Os cargos que as mulheres não conseguem alcançar

Os cargos que as mulheres não conseguem alcançar


Cada vez há mais mulheres na política, mas no Dia Internacional da Mulher de 2019 os cargos mais importantes continuam a ser ocupados por homens. Portugal nunca teve uma mulher na presidência da República. As maiores autarquias do país também têm sido lideradas por homens


No dia 24 de julho de 1979, a manchete do “Diário de Lisboa” era uma pergunta: “Quantas mulheres vão para São Bento?”. Ainda na primeira página, o jornal anunciava que, para além de Maria de Lurdes Pintasilgo, o governo poderia vir a ser constituído por “algumas das mulheres da intelligentzia portuguesa numa experiência sem precedentes nos governos da República”.

Maria de Lourdes Pintasilgo, que foi indigitada pelo Presidente da República, Ramalho Eanes, foi até hoje a única mulher que exerceu o cargo de primeira-ministra em Portugal. Em 45 anos de democracia, aumentou bastante a participação das mulheres na vida política, mas alguns cargos cimeiros continuam a ser ocupados em exclusivo por homens. Nenhuma mulher chegou à presidência da República e apenas uma vez a presidência da Assembleia da República foi exercida por uma mulher. Curiosamente, Assunção Esteves, que exerceu o cargo entre 2011 e 2015, só foi eleita depois de os deputados terem chumbado duas vezes o nome de Fernando Nobre.

No poder local, o cenário também não é animador. As duas maiores câmaras do país, Lisboa e Porto, nunca tiveram uma mulher eleita como presidente. Dos 308 municípios do país, apenas 32 mulheres foram eleitas, nas últimas autárquicas, para a presidência.

“As coisas vão-se alterando, mas levam o seu tempo. Daqui a uns anos, quando houver mulheres na política já em paridade absoluta, o percurso fica com menos obstáculos. Há muitos obstáculos que se colocam quando as pessoas não estão nos percursos políticos que levam às lideranças e as mulheres não têm estado. Só mais recentemente é que começaram a entrar nesses espaços”, diz ao i Elza Pais, presidente das Mulheres Socialistas.
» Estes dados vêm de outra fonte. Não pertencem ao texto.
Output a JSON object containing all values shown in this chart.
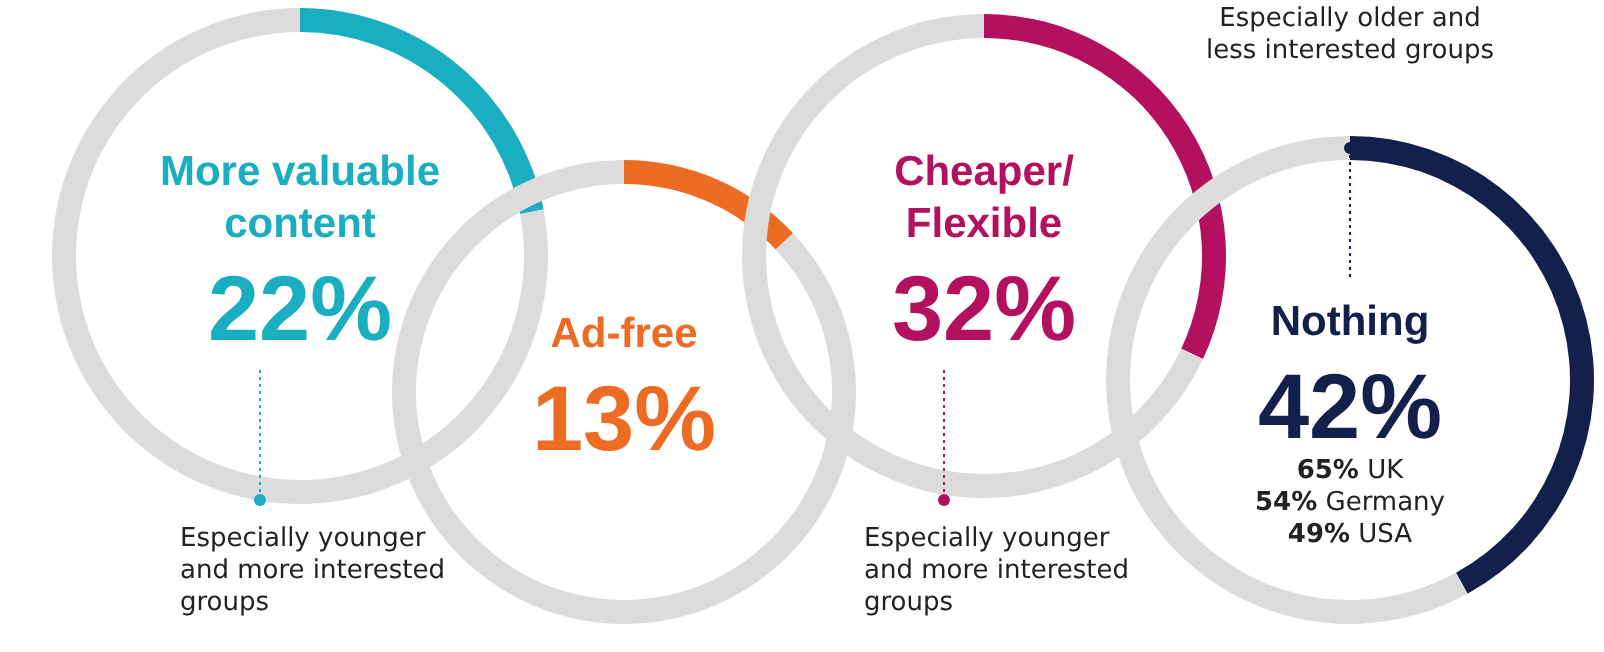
{
  "chart_data": [
    {
      "type": "donut",
      "categories": [
        "More valuable content",
        null
      ],
      "values": [
        22,
        78
      ],
      "colors": [
        "#19aec0",
        "#dcdcdc"
      ],
      "value_labels": [
        "22%",
        null
      ],
      "annotations": [
        "Especially younger and more interested groups"
      ]
    },
    {
      "type": "donut",
      "categories": [
        "Ad-free",
        null
      ],
      "values": [
        13,
        87
      ],
      "colors": [
        "#ec6c24",
        "#dcdcdc"
      ],
      "value_labels": [
        "13%",
        null
      ]
    },
    {
      "type": "donut",
      "categories": [
        "Cheaper/ Flexible",
        null
      ],
      "values": [
        32,
        68
      ],
      "colors": [
        "#b3115d",
        "#dcdcdc"
      ],
      "value_labels": [
        "32%",
        null
      ],
      "annotations": [
        "Especially younger and more interested groups"
      ]
    },
    {
      "type": "donut",
      "categories": [
        "Nothing",
        null
      ],
      "values": [
        42,
        58
      ],
      "colors": [
        "#13204c",
        "#dcdcdc"
      ],
      "value_labels": [
        "42%",
        null
      ],
      "annotations": [
        "Especially older and less interested groups",
        "65% UK",
        "54% Germany",
        "49% USA"
      ]
    }
  ]
}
A também deputada socialista considera que “Portugal tem feito um percurso extraordinário que se deve, sobretudo, à adoção de leis positivas”, mas “as culturas políticas levam mais tempo a alterar-se do que as próprias leis e os obstáculos ainda são muitos”. Elza Pais realça que não basta as mulheres ocuparem determinados cargos, é preciso que tenham poder. Só há igualdade quando as mulheres participarem ativamente nos processos de decisão. “Queremos que as mulheres estejam nos processos políticos, mas que estejam com um poder igual ao dos homens”, diz a socialista.

A boa notícia é que Portugal está acima da média da União Europeia em relação ao número de mulheres no governo e no parlamento. Contas feitas, o governo liderado por António Costa tem 17 ministros e cinco são mulheres.

No parlamento existe um equilíbrio maior, principalmente devido à lei da paridade, aprovada em 2006. Dos 230 deputados, 82 são mulheres e 148 são homens. O PSD tem 30 mulheres e 59 homens. Os socialistas 31 mulheres e 55 homens. PCP e Bloco têm seis mulheres no parlamento e o CDS oito.

As lideranças dos partidos também têm sido dominadas por homens. Foram precisos 34 anos de democracia para uma mulher chegar à liderança de um dos grandes partidos. Manuela Ferreira Leite venceu as eleições internas no PSD, em 2008, e tornou-se a primeira mulher a dirigir o PSD e um partido político. Catarina Martins, em 2012, e Assunção Cristas, em 2016, também chegaram à liderança dos seus partidos.

O PS e o PCP nunca tiveram uma mulher na liderança. “Não vejo, nas próximas gerações, a hipótese de uma mulher liderar o PS”, disse recentemente, em entrevista, Gabriela Canavilhas. A ex-deputada socialista referiu que o PS “é um partido de homens. Isso sente-se, no dia a dia, nas bancadas do grupo parlamentar e nas reuniões”.